Less current portion
 
26

 
26

Total long-term debt
 
$
245,000

 
$
290,026

Weighted-average interest rate
 
3.07
%
 
8.20
%

Future long-term debt payments at December 31, 2015 were as follows:

 
(In thousands)
2016
$
26

2017
7,812

2018
24,063

2019
27,500

2020
185,625

Total
$
245,026


In June 2015, we completed a new credit facility to replace the Existing Credit Facilities. The new credit facility consists of a $275.0 million senior secured term loan, which matures on June 26, 2020 (“New Term Loan”), and a $200.0 million senior secured revolving credit facility (“New Revolving Credit Facility”), which matures on June 26, 2020 (collectively, the “New Credit Facilities”). The New Credit Facilities bear interest, at our option, at a rate equal to either (i) the Eurodollar Rate (defined as LIBOR) plus an applicable margin ranging from 1.50% to 2.75% per year or (ii) the Base Rate (defined as the highest of [a] Federal Funds Rate plus 0.50%, [b] Bank of America’s prime rate, and [c] the Eurodollar Rate plus 1.00%) plus an applicable margin ranging from 0.50% to 1.75% per year, in each case based upon the consolidated total net adjusted leverage ratio. The undrawn portions of the commitments of the New Credit Facilities are subject to a commitment fee ranging from 0.175% to 0.300%, based upon the consolidated total net adjusted leverage ratio.
Further, we are required to make mandatory prepayments of amounts outstanding under the New Term Loan. The mandatory prepayments will be made quarterly, equal to 5.0% per year of the original aggregate principal amount during the first two years and increase to 7.5% per year during the third year, and increase to 10.0% per year during the fourth year and fifth years, with the remaining balance payable on June 26, 2020. The loans under the New Revolving Credit Facility are due on June 26, 2020. As of December 31, 2015, we were in compliance with all covenants required under the New Credit Facilities.
We have been making voluntary principal prepayments on a quarterly basis on our senior secured term loan and in conjunction with the closing of the New Credit Facilities in June 2015, we drew down approximately $65.0 million on the New Revolving Credit Facility and used those proceeds along with current cash on hand to extinguish the existing senior secured term loan of approximately $80.0 million.
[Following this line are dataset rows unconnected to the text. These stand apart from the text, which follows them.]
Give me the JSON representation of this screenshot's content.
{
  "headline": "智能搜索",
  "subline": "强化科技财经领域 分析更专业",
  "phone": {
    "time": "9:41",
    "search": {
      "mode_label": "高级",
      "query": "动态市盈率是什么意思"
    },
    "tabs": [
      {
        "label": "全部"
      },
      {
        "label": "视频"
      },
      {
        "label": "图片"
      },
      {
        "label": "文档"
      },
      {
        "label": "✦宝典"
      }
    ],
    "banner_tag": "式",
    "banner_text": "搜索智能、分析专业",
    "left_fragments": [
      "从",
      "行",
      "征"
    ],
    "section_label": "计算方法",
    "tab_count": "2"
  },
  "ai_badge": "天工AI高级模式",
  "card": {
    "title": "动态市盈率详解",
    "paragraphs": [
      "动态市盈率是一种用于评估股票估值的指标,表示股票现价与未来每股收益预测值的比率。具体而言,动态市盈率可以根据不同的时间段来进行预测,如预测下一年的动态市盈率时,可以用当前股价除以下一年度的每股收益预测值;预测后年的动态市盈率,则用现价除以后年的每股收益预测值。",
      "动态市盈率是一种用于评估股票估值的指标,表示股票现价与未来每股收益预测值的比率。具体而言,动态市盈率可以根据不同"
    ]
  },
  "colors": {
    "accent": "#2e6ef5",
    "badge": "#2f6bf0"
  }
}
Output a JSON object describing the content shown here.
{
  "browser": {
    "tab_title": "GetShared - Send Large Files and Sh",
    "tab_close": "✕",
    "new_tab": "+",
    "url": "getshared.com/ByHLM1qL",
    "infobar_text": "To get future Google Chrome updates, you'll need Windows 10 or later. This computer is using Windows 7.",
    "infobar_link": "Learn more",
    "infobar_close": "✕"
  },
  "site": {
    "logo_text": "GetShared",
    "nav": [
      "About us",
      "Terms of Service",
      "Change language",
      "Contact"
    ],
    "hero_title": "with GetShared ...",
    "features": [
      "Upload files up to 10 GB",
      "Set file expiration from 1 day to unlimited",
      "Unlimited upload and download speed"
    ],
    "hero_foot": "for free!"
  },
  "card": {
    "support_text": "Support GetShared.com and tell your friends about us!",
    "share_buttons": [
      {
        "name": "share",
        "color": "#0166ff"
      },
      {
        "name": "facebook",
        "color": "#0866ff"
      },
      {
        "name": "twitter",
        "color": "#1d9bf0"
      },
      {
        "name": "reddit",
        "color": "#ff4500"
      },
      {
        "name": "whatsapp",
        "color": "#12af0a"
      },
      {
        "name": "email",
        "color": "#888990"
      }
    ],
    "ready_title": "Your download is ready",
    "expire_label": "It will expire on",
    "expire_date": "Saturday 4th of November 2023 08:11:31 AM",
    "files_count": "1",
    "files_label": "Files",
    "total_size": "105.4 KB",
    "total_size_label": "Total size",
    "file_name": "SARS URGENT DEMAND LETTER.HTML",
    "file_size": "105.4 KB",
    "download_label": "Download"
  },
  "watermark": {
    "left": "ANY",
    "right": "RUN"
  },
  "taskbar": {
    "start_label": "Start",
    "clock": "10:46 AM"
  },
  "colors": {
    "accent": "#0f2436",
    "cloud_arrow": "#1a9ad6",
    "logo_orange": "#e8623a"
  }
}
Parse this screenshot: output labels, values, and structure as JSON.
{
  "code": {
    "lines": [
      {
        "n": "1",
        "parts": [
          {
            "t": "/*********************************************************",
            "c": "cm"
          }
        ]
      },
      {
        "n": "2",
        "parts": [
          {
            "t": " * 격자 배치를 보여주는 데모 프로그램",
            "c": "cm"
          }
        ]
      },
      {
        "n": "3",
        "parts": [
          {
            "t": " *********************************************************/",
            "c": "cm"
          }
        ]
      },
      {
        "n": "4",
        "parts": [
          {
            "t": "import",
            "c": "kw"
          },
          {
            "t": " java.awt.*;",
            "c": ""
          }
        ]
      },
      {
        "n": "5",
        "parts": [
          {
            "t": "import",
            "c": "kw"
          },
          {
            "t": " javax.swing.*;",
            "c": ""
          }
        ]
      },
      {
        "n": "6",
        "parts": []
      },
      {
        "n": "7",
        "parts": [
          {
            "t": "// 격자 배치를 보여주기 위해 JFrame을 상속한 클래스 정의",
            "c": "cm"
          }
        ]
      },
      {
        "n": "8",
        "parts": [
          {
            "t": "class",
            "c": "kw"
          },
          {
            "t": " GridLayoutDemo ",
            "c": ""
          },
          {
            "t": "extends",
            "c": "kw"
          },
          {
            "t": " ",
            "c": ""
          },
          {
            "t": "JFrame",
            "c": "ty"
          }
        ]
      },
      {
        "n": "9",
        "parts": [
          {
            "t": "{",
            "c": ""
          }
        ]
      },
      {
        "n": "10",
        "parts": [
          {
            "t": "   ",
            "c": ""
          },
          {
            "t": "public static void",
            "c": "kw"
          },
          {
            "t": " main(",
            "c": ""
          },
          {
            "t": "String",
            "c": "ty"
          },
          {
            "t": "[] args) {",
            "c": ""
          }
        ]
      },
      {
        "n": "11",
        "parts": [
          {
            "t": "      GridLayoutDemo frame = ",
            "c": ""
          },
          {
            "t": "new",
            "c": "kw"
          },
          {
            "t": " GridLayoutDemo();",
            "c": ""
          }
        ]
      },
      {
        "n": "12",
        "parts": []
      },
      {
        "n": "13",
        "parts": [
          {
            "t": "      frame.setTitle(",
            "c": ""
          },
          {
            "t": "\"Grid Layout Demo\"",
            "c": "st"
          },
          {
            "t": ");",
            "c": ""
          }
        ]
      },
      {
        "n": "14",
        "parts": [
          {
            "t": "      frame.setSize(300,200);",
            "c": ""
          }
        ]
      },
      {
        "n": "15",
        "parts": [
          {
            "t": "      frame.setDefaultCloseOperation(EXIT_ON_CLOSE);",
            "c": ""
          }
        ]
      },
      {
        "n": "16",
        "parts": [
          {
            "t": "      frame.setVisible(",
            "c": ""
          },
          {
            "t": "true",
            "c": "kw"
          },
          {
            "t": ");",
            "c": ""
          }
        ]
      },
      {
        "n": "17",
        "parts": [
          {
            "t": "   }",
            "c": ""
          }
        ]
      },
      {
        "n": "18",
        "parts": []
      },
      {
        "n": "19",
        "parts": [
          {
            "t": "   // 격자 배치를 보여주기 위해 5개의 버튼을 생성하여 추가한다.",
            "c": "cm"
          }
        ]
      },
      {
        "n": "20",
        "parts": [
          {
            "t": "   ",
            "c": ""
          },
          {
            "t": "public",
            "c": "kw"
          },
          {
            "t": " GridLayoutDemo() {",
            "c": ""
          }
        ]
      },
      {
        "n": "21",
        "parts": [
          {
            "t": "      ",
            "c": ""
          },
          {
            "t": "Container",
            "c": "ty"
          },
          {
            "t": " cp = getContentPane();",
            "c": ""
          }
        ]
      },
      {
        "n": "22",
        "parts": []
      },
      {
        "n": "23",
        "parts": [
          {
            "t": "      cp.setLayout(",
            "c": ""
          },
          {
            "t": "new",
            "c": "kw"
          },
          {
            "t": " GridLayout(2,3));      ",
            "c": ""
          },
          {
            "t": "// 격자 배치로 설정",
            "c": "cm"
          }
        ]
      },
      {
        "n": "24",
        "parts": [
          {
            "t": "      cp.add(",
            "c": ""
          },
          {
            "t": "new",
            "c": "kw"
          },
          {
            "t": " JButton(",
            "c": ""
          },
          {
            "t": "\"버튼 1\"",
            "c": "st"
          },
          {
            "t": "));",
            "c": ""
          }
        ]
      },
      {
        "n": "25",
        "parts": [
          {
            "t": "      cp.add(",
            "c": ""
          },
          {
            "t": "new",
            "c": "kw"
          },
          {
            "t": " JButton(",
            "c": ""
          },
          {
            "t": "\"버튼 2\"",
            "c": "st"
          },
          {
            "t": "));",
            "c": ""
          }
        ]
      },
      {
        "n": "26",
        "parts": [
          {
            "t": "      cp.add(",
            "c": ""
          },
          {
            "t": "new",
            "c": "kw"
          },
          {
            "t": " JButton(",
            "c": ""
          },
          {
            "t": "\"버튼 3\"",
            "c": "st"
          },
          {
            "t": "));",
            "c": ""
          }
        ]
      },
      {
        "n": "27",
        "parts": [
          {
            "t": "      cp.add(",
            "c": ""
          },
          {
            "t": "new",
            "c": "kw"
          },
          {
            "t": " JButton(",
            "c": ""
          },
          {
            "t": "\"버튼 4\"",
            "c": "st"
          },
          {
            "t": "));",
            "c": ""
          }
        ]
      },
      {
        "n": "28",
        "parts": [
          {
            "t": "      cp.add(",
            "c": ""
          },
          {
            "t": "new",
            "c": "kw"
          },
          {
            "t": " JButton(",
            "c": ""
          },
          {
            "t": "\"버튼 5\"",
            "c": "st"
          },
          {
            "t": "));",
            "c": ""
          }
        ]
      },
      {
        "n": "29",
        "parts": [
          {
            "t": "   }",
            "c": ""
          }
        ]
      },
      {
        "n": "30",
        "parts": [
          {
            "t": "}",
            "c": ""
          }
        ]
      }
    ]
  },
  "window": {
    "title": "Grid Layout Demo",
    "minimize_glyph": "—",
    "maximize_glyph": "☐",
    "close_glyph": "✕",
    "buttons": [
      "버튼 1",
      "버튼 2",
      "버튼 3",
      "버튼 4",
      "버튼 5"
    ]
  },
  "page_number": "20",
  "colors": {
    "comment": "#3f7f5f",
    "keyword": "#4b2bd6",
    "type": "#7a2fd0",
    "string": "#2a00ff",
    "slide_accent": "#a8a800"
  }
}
We expensed the unamortized debt issuance costs related to the existing senior secured term loan of approximately $2.8 million as part of extinguishing the existing senior secured term loan during 2015. We also incurred approximately $4.8 million of debt issuance costs related to the New Credit Facilities and those costs are capitalized and being amortized over the five year life of the New Credit Facilities.
In addition, we retired all of the $200.0 million senior unsecured notes (“Existing Notes”) in July 2015. We drew down on the New Term Loan in the amount of $275.0 million. Along with the call notice amount and paying the call premium of approximately $9.8 million, we also paid down the $65.0 million drawn on the New Revolving Credit Facility in the previous quarter. We expensed the call premium of approximately $9.8 million and debt issuance costs related to the Existing Notes of approximately $2.1 million upon extinguishing the Existing Notes during 2015.
Further, we made voluntary principal prepayments of approximately $30.0 million under the New Term Loan during 2015.
As of December 31, 2015, we had approximately $198.5 million of unused borrowing capacity under the New Revolving Credit Facility, after deducting approximately $1.5 million for standby letters of credit.
The Existing Notes were issued by us (“Parent Company”) and guaranteed by all of our subsidiaries, other than one subsidiary that was considered minor (“Subsidiary Guarantors”). The Subsidiary Guarantors jointly and severally guarantee the Existing Notes and New Credit Facilities. The Parent Company has no independent assets or operations and therefore, no consolidating financial information for the Parent Company and its subsidiaries are presented.
In October 2015, we entered into interest rate cap hedges designated as cash flow hedges with maturity dates of June 2020, and in aggregate, totaling approximately $135.0 million of our debt. We paid a total of approximately $1.0 million in connection with the interest rate cap hedges. See Note 4 for further discussion.